Results: A novel EMT-related gene signature (including ITGAV, DAB2, SERPINE1, MATN3, PLOD2) was constructed for OS prediction of GC. With external validation, ROC curves indicated the signature’s good performance. Patients stratified into high- and low-risk groups based on the signature yielded significantly different prognosis. Univariate and multivariate Cox regression suggested that the signature was an independent prognostic variable. Nomogram for prognostication including the signature presented better predictive accuracy and clinical usefulness than the similar model without risk score to some extent with external validation. The qRT-PCR assays suggested that high expression of the five EMT-related genes could be found in human GC cell lines compared with normal gastric mucosal cell line. GSEA and pathway enrichment analysis revealed that focal adhesion and ECM-receptor interaction might be the two important pathways to the signature.

Conclusion: Our EMT-related gene signature may have practical application as an independent prognostic factor in GC.

Introduction

Gastric cancer (GC) is the third leading cause of cancer-related death and the fifth most common malignancy worldwide, with over 1,000,000 new patients and an estimated 783,000 deaths in 2018 (Bray et al., 2018). 39% of GC patients were identified with metastatic diseases (Thomassen et al., 2014). Patients with metastasis tended to have poor survival (Sleeman and Steeg, 2010). The increased chemotherapy in patients with metastasis didn’t increase the population-based overall survival (OS) (Bernards et al., 2013). To date, the TNM stage system is widely regarded as a guideline for survival estimate.
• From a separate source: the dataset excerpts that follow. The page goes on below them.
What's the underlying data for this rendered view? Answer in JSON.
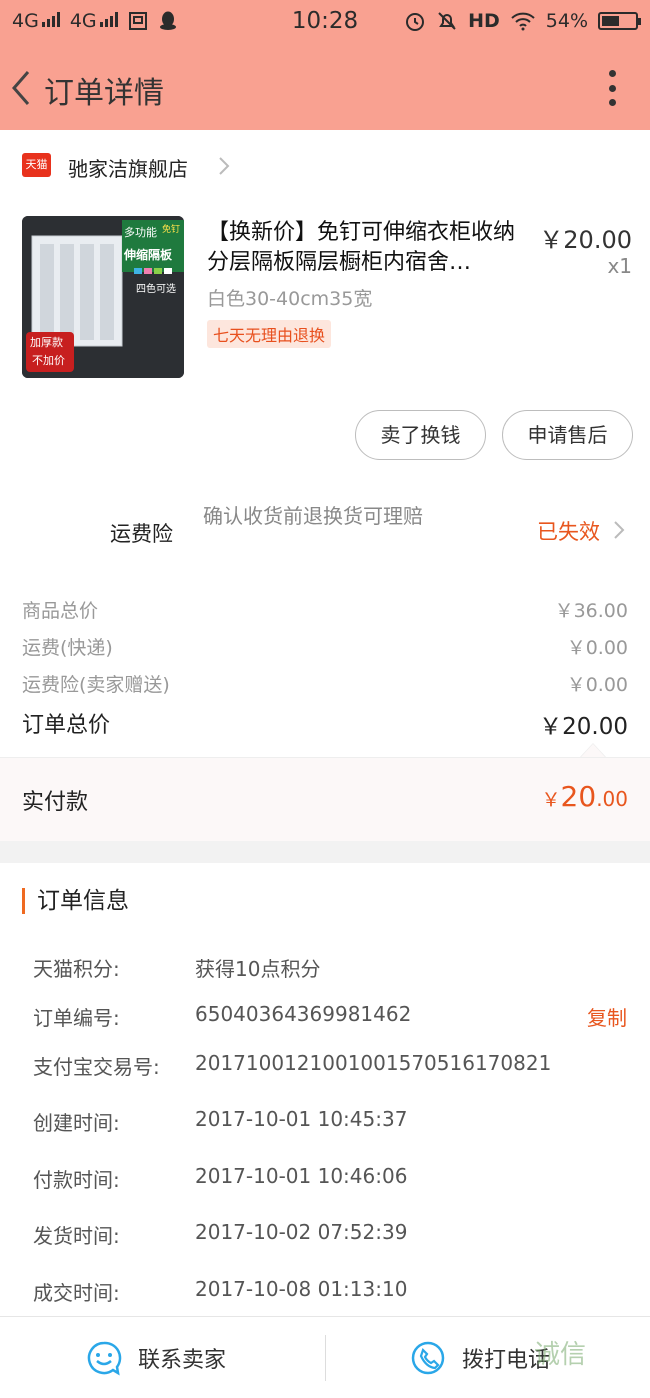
{
  "status_bar": {
    "net1": "4G",
    "net2": "4G",
    "time": "10:28",
    "hd": "HD",
    "battery": "54%",
    "battery_level": 0.54
  },
  "nav": {
    "title": "订单详情"
  },
  "shop": {
    "logo": "天猫",
    "name": "驰家洁旗舰店"
  },
  "product": {
    "title": "【换新价】免钉可伸缩衣柜收纳分层隔板隔层橱柜内宿舍…",
    "price": "￥20.00",
    "qty": "x1",
    "sku": "白色30-40cm35宽",
    "tag": "七天无理由退换",
    "thumb": {
      "badge_top": "多功能",
      "badge_main": "伸缩隔板",
      "corner": "免钉",
      "colors_label": "四色可选",
      "promo1": "加厚款",
      "promo2": "不加价"
    }
  },
  "actions": {
    "sell": "卖了换钱",
    "after_sale": "申请售后"
  },
  "insurance": {
    "label": "运费险",
    "desc": "确认收货前退换货可理赔",
    "status": "已失效"
  },
  "costs": [
    {
      "label": "商品总价",
      "value": "￥36.00"
    },
    {
      "label": "运费(快递)",
      "value": "￥0.00"
    },
    {
      "label": "运费险(卖家赠送)",
      "value": "￥0.00"
    }
  ],
  "order_total": {
    "label": "订单总价",
    "value": "￥20.00"
  },
  "paid": {
    "label": "实付款",
    "symbol": "￥",
    "int": "20",
    "dec": ".00"
  },
  "order_info": {
    "title": "订单信息",
    "copy": "复制",
    "rows": [
      {
        "key": "天猫积分:",
        "value": "获得10点积分"
      },
      {
        "key": "订单编号:",
        "value": "65040364369981462"
      },
      {
        "key": "支付宝交易号:",
        "value": "2017100121001001570516170821"
      },
      {
        "key": "创建时间:",
        "value": "2017-10-01 10:45:37"
      },
      {
        "key": "付款时间:",
        "value": "2017-10-01 10:46:06"
      },
      {
        "key": "发货时间:",
        "value": "2017-10-02 07:52:39"
      },
      {
        "key": "成交时间:",
        "value": "2017-10-08 01:13:10"
      }
    ]
  },
  "bottom": {
    "contact": "联系卖家",
    "call": "拨打电话"
  },
  "watermark": "诚信",
  "colors": {
    "header": "#f9a191",
    "accent": "#e8561e",
    "tmall": "#e8321d",
    "icon_blue": "#2aa7e8"
  }
}
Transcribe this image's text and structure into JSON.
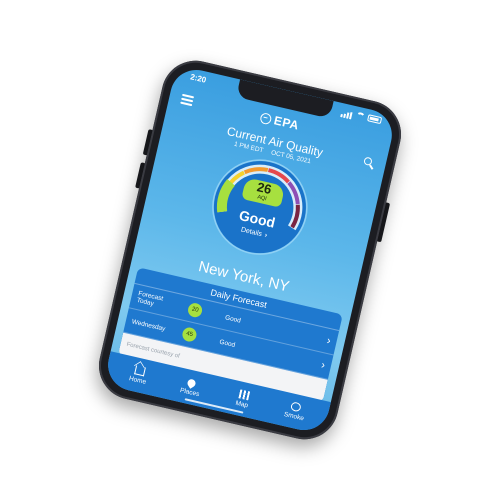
{
  "status_bar": {
    "time": "2:20"
  },
  "header": {
    "logo_text": "EPA",
    "menu_icon": "hamburger-icon",
    "search_icon": "search-icon"
  },
  "title": {
    "text": "Current Air Quality",
    "time": "1 PM EDT",
    "date": "OCT 05, 2021"
  },
  "aqi": {
    "value": "26",
    "unit": "AQI",
    "category": "Good",
    "details_label": "Details",
    "level_fraction": 0.09,
    "colors": {
      "good": "#a7e03f",
      "moderate": "#f6d12e",
      "usg": "#f39a2f",
      "unhealthy": "#e5484d",
      "very_unhealthy": "#8e4fb5",
      "hazardous": "#7a2442"
    }
  },
  "location": {
    "city": "New York, NY"
  },
  "forecast": {
    "heading": "Daily Forecast",
    "rows": [
      {
        "day_line1": "Forecast",
        "day_line2": "Today",
        "aqi": "20",
        "category": "Good"
      },
      {
        "day_line1": "Wednesday",
        "day_line2": "",
        "aqi": "45",
        "category": "Good"
      }
    ],
    "courtesy": "Forecast courtesy of"
  },
  "tabs": [
    {
      "label": "Home",
      "icon": "home-icon"
    },
    {
      "label": "Places",
      "icon": "places-icon"
    },
    {
      "label": "Map",
      "icon": "map-icon"
    },
    {
      "label": "Smoke",
      "icon": "smoke-icon"
    }
  ],
  "colors": {
    "screen_top": "#3a9ee0",
    "panel": "#1f79cf",
    "good": "#a7e03f"
  }
}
But wide variation in prognosis exists among GC patients with the same TNM stage on account of the inherent heterogeneity (Jiang et al., 2017, 2018). Hence, novel strategies are needed to improve the survival prediction and further guide individual treatment in GC.

Epithelial-mesenchymal transition (EMT) is a reversible process in which epithelial cells can transdifferentiate into motile mesenchymal cells, and it is vital to embryogenesis, wound healing and the tumorigenic process (Dongre and Weinberg, 2019). EMT is a complicated process which can be driven by key transcriptional factors like SNAIL, zinc-finger E-box-binding (ZEB) and basic helix-loop-helix (bHLH) transcriptional factors (Peinado et al., 2007). And reprogramming of gene expression, lots of pathways such as transforming growth factor-β (TGF-β) family signaling, PI3K-AKT, ERK-MAPK, p38 MAPK and JUN N-terminal kinase (JNK) pathways, etc., are involved in EMT (Lamouille et al., 2014). EMT is associated with stemness, initiation, invasion, metastasis and chemo-resistance in GC, and the status of EMT is a critical prognosticator for GC (Murai et al., 2014; Huang L. et al., 2015). Due to the convenient access to transcriptional data from online data hubs, establishing the gene signature underlying the mechanism of cancer is an area of active research (Wang et al., 2019b; Zhao et al., 2019; Cao et al., 2020). Considering that EMT status has been previously shown to be prognostic in GC, biomarkers related to EMT represent a promising source for assembling an independently significant prognostic signature for GC.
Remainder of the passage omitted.